STOCK Wt1^{tm1(EGFP/cre)Wtp}/J

Stock number: 010911
Product name: Wt1^GFPCre
Research areas: Cardiovascular Research, Developmental Biology Research, Internal/Organ Research, Reproductive Biology Research, Research Tools

Description

The Wt1^GFPCre knock-in allele in these mice both abolishes Wilms tumor 1 homolog gene function and expresses an EGFPCre fusion protein directed to proepicardium and epicardium by the Wt1 promoter/enhancer elements. As Wt1 is expressed in the developing genitourinary system and in the mesothelia overlying most visceral organs, these mutant mice may be useful as fluorescent/Cre-lox tools for lineage-tracing/marking Wt1-expressing cells for studying cardiomyocytes in the developing heart.

Detailed description

Homozygous mice die between embryonic day (E)13.5 and birth with defects of heart, kidney, gonads, and multiple other organs. Heterozygous (Wt1^GFPCre/+) mice are viable and fertile. The Wt1^GFPCre "knock-in" allele both abolishes Wt1 gene function and expresses an enhanced green fluorescent protein-Cre recombinase fusion protein (EGFPCre) from the Wt1 promoter/enhancer elements. In heart from heterozygous mice, EGFPCre expression is directed to proepicardium and epicardium from E9.5 to E15.5, and is not found in the myocardium. When bred to mice containing loxP-flanked sequences, the resulting offspring will have Cre-mediated deletion of the floxed sequences in the Wt1-expressing cells (and their descendants).

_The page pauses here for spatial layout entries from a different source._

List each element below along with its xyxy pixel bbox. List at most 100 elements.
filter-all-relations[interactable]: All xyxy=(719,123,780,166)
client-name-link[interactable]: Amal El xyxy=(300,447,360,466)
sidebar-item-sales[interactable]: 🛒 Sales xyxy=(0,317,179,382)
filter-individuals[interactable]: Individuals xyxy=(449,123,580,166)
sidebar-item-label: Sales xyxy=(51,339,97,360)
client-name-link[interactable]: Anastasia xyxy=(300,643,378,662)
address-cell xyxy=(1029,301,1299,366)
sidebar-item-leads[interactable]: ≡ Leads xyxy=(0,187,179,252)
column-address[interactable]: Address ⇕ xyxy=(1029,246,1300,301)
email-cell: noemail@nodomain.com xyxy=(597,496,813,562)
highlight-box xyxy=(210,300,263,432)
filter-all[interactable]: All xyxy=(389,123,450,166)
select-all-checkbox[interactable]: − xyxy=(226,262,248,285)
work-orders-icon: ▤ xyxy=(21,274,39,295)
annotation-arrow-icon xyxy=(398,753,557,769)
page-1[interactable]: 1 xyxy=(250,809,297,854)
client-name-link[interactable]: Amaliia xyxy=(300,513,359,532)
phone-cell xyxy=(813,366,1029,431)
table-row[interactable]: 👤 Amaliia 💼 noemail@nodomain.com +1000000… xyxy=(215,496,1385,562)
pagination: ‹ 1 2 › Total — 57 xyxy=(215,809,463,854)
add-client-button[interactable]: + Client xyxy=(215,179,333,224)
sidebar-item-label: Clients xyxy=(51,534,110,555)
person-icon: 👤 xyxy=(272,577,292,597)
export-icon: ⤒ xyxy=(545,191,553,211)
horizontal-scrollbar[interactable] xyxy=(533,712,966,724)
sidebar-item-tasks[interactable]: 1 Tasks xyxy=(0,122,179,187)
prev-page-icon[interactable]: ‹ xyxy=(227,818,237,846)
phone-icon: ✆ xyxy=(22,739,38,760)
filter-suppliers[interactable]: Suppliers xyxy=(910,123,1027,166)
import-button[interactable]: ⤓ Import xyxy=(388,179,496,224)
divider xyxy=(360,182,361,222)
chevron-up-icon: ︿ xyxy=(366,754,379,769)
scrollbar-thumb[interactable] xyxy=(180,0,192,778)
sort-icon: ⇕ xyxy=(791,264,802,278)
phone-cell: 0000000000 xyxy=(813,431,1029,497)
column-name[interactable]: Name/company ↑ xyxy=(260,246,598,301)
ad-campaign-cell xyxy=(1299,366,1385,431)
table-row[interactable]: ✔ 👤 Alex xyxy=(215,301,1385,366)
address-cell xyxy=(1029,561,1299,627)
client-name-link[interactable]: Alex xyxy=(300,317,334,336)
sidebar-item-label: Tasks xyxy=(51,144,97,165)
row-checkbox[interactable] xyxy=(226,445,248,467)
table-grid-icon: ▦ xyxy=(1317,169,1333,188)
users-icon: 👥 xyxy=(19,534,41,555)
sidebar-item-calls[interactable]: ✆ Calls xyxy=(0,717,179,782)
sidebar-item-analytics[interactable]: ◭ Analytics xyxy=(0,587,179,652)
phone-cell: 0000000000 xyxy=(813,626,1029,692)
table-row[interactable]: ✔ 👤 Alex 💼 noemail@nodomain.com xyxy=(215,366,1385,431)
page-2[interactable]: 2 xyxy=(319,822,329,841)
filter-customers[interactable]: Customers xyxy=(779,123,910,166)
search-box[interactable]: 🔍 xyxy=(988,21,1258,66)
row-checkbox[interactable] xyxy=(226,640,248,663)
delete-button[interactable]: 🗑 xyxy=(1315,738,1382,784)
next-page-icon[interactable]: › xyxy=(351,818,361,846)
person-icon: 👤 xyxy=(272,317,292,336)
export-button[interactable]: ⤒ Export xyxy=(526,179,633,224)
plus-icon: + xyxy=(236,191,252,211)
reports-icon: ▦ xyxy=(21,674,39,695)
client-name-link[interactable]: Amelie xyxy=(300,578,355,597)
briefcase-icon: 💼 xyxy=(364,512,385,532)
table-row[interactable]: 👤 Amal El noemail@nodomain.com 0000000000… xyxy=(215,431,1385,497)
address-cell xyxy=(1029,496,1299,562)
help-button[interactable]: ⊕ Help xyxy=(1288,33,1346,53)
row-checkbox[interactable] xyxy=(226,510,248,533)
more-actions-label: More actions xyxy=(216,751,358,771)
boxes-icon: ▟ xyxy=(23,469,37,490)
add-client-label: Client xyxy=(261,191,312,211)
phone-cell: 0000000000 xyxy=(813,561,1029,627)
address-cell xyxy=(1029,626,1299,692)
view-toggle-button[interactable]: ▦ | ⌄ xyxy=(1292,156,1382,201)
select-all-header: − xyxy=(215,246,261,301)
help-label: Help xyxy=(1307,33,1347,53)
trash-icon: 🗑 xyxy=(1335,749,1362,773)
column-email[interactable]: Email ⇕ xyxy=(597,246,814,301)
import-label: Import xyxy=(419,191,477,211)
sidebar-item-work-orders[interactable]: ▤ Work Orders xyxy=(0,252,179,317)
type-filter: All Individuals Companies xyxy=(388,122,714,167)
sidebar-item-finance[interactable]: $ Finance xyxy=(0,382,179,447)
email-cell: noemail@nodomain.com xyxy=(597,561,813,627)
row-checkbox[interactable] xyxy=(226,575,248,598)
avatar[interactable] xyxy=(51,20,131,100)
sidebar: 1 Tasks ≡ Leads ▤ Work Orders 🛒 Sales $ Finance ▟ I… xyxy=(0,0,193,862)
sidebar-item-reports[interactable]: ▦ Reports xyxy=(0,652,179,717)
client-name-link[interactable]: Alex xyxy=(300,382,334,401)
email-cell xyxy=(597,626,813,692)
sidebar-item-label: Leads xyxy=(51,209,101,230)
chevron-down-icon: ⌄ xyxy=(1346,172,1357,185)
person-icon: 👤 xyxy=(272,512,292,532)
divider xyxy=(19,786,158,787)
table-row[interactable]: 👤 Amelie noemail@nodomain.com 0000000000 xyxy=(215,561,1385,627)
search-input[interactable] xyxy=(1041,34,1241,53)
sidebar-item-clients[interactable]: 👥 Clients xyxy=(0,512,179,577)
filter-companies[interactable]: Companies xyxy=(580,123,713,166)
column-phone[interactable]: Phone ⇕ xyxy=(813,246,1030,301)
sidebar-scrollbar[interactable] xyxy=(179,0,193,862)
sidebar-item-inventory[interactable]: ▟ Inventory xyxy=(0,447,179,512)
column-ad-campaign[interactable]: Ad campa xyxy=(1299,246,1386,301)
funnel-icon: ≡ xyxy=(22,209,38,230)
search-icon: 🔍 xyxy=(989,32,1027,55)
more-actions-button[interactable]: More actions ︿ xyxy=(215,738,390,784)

As Wt1 is expressed in the developing genitourinary system and in the mesothelia overlying most visceral organs, these mutant mice may be useful as fluorescent/Cre-lox tools for lineage-tracing/marking Wt1-expressing cells for studying cardiomyocytes in the developing heart.

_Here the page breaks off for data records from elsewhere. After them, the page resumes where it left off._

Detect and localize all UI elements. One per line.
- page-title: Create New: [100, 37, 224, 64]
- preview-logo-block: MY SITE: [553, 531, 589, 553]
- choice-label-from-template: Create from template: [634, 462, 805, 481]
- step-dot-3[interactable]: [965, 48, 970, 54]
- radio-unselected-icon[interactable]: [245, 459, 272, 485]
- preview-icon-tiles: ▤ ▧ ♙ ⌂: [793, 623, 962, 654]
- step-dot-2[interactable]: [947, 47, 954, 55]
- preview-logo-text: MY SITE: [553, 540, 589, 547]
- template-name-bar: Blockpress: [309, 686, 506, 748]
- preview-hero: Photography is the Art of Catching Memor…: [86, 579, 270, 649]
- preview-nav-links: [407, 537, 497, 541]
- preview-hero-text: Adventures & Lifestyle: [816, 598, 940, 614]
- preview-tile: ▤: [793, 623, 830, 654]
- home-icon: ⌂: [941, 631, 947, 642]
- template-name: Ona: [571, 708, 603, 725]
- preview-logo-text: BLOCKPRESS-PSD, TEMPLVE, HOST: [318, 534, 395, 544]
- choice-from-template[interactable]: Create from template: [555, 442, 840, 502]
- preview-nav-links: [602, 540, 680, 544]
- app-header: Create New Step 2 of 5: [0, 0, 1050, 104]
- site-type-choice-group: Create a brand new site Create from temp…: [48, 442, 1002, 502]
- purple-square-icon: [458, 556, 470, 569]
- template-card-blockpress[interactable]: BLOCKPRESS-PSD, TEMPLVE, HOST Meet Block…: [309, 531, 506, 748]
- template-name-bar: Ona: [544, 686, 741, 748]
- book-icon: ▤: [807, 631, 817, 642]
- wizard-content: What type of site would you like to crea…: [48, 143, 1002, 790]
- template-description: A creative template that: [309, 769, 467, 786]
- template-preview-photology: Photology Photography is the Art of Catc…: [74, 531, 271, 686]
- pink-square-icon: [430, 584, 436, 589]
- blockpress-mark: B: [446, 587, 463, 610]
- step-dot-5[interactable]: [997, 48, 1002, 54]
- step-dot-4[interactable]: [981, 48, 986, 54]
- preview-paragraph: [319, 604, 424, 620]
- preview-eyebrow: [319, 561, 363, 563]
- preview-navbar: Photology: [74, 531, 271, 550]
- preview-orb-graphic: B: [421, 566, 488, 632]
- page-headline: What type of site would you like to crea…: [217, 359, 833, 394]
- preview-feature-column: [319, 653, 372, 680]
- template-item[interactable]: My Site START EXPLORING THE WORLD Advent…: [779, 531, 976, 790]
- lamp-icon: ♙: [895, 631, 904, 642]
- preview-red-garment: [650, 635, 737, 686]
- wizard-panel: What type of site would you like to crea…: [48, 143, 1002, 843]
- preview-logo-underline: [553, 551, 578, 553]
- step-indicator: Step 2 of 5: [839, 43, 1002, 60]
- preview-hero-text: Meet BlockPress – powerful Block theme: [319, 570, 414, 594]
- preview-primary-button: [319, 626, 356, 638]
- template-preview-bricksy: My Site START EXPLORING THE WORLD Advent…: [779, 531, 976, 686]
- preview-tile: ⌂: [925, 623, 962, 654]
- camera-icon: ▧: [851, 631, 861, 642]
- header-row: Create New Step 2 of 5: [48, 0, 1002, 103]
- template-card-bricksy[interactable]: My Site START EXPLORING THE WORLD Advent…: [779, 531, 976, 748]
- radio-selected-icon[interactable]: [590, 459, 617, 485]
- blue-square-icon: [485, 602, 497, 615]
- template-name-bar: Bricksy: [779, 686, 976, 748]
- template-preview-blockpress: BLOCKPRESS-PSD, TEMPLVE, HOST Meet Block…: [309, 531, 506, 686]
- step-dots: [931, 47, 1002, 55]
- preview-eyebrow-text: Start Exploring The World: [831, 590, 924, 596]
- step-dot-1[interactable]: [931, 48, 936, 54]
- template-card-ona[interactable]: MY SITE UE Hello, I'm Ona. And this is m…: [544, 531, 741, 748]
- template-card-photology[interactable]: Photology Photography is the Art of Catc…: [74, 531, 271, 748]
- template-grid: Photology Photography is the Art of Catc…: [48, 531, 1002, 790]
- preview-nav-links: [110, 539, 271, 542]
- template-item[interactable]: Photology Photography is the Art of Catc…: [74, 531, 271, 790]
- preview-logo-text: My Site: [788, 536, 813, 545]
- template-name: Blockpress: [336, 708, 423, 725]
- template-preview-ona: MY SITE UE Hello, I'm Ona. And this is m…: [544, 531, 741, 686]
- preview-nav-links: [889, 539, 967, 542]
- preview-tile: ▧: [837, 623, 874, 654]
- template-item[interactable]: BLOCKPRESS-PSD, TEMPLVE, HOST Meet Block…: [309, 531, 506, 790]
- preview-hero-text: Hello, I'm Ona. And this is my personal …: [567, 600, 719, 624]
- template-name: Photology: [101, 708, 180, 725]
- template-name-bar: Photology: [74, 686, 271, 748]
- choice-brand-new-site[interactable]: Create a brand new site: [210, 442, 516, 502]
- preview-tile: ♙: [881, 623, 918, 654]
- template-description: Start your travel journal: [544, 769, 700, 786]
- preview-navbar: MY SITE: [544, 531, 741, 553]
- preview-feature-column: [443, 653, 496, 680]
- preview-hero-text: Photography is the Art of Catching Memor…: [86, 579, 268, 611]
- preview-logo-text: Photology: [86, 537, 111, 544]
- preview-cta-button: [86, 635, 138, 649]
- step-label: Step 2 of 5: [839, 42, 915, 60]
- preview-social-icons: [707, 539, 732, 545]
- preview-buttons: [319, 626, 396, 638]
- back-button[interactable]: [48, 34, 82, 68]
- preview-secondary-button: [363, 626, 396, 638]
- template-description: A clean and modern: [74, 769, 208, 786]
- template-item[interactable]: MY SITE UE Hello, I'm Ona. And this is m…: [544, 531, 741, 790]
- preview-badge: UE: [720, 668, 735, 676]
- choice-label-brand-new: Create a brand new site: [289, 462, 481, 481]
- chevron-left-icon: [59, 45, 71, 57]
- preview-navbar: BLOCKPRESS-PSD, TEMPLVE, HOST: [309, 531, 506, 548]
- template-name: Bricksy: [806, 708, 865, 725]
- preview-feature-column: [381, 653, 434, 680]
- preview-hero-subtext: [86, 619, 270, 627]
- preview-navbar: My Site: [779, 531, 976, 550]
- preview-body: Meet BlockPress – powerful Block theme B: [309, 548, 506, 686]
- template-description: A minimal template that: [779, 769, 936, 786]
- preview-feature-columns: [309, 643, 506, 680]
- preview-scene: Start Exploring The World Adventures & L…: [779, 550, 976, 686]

If using these Wt1^GFPCre mice with a Rosa-lacZ reporter allele, the donating investigator reports a preference for using the Gt(ROSA)26Sor^tm1Sho allele (reporting that other floxed alleles can be more broadly recombined by this Wt1^GFPCre allele; perhaps due to transient, low level expression in the early embryo).

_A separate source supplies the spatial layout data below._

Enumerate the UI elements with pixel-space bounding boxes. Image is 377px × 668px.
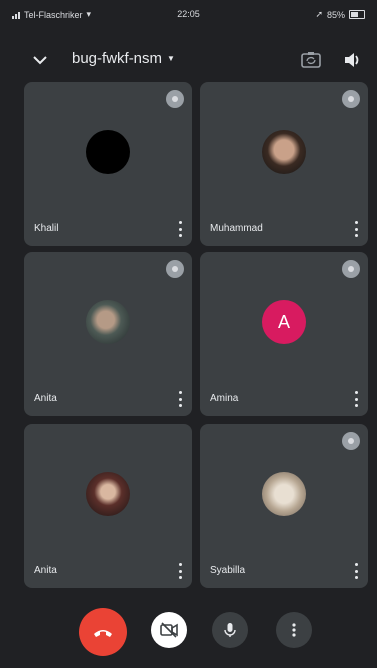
- pin-icon[interactable]: [166, 90, 184, 108]
- status-bar: Tel-Flaschriker ▾ 22:05 ➚ 85%: [0, 0, 377, 30]
- end-call-icon: [94, 630, 112, 637]
- location-icon: ➚: [315, 9, 323, 19]
- more-vertical-icon[interactable]: [354, 391, 358, 407]
- avatar: [86, 300, 130, 344]
- camera-off-icon: [160, 622, 178, 638]
- pin-icon[interactable]: [342, 90, 360, 108]
- avatar: [86, 130, 130, 174]
- participant-tile[interactable]: Syabilla: [200, 424, 368, 588]
- avatar: [86, 472, 130, 516]
- participant-name: Khalil: [34, 223, 59, 234]
- pin-icon[interactable]: [342, 260, 360, 278]
- avatar: A: [262, 300, 306, 344]
- more-vertical-icon[interactable]: [354, 563, 358, 579]
- more-vertical-icon[interactable]: [178, 391, 182, 407]
- end-call-button[interactable]: [79, 608, 127, 656]
- avatar-letter: A: [277, 311, 290, 332]
- status-right: ➚ 85%: [315, 9, 365, 20]
- more-vertical-icon[interactable]: [354, 221, 358, 237]
- camera-toggle-button[interactable]: [151, 612, 187, 648]
- mic-toggle-button[interactable]: [212, 612, 248, 648]
- battery-icon: [349, 10, 365, 19]
- switch-camera-icon[interactable]: [300, 50, 322, 70]
- more-vertical-icon: [292, 623, 296, 637]
- participant-tile[interactable]: Anita: [24, 252, 192, 416]
- speaker-icon[interactable]: [342, 50, 362, 70]
- call-header: bug-fwkf-nsm ▼: [0, 38, 377, 82]
- call-controls: [0, 604, 377, 660]
- participant-name: Muhammad: [210, 223, 263, 234]
- participant-name: Amina: [210, 393, 239, 404]
- participant-tile[interactable]: Muhammad: [200, 82, 368, 246]
- participant-tile[interactable]: Anita: [24, 424, 192, 588]
- pin-icon[interactable]: [166, 260, 184, 278]
- participant-tile[interactable]: A Amina: [200, 252, 368, 416]
- meeting-code-dropdown[interactable]: bug-fwkf-nsm ▼: [72, 50, 175, 67]
- more-options-button[interactable]: [276, 612, 312, 648]
- caret-down-icon: ▼: [167, 54, 175, 63]
- meet-call-screen: Tel-Flaschriker ▾ 22:05 ➚ 85% bug-fwkf-n…: [0, 0, 377, 668]
- mic-icon: [224, 623, 236, 637]
- avatar: [262, 472, 306, 516]
- chevron-down-icon[interactable]: [30, 50, 50, 70]
- participant-name: Anita: [34, 393, 57, 404]
- more-vertical-icon[interactable]: [178, 221, 182, 237]
- avatar: [262, 130, 306, 174]
- more-vertical-icon[interactable]: [178, 563, 182, 579]
- participant-name: Anita: [34, 565, 57, 576]
- meeting-code: bug-fwkf-nsm: [72, 50, 163, 67]
- battery-percent: 85%: [326, 9, 345, 20]
- participant-tile[interactable]: Khalil: [24, 82, 192, 246]
- participant-name: Syabilla: [210, 565, 246, 576]
- pin-icon[interactable]: [342, 432, 360, 450]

Of note, the Wt1^GFPCre strain breeds poorly with non-productive matings and small litter sizes when it is too inbred. Therefore, every third generation, The Jackson Laboratory breeds heterozygous mice to B6129SF1/J hybrid mice (Stock No. 101043) to maintain hybrid vigor. Wt1^GFPCre mice exhibit whisker picking.

Development

A targeting vector was designed to replace the coding portion of exon 1 of the Wt1 (Wilms tumor 1 homolog) locus with a DNA encoding an enhanced green fluorescent protein-Cre recombinase fusion protein (EGFPCre; bp 323-2481 from pBS592) followed by an frt-flanked pgkNeo cassette. The donating investigator reports that this construct was electroporated into 129S4/SvJae-derived J1 embryonic stem (ES) cells. Correctly targeted ES cells were injected into recipient blastocysts and chimeric mice were bred with outbred Swiss Webster (CFW) mice to originate the colony. To remove the pgkNeo cassette, mutant mice were bred with Actin-FLPe mice (mostly C57BL/6 genetic background; see Stock No. 005703). The resulting Wt1^GFPCre mice were subsequently mated with outbred Swiss Webster (CFW) mice for several generations (and the FLPe transgene was removed) prior to sending to The Jackson Laboratory Repository in 2009. Upon arrival, sperm was cryopreserved. To generate our live colony, an aliquot of the frozen sperm was used to fertilize oocytes from B6129SF1/J hybrid females (Stock No. 101043). Our live colony was maintained thereafter by breeding heterozygous mice with wildtype mice from the colony and to B6129SF1/J mice.

Allele

Symbol: Wt1^{tm1(EGFP/cre)Wtp}
Name: targeted mutation 1, William T Pu
MGI accession ID: MGI:3801681
Generation method: Targeted
Attributes: Recombinase-expressing
Marker symbol: Wt1
Marker name: Wilms tumor 1 homolog
Chromosome: 2
Strain of origin: 129S4/SvJae
Expressed genes: cre,cre recombinase,bacteriophage P1; GFP,Green Fluorescent Protein,
Site of expression: EGFPCre fusion protein expression is directed to proepicardium and epicardium.
Molecular note: Exon 1 was replaced with an EGFP-cre derived from pBS592 and an frt-flanked neo cassette. Germ line, flp-mediated recombination was used to remove the neo cassette.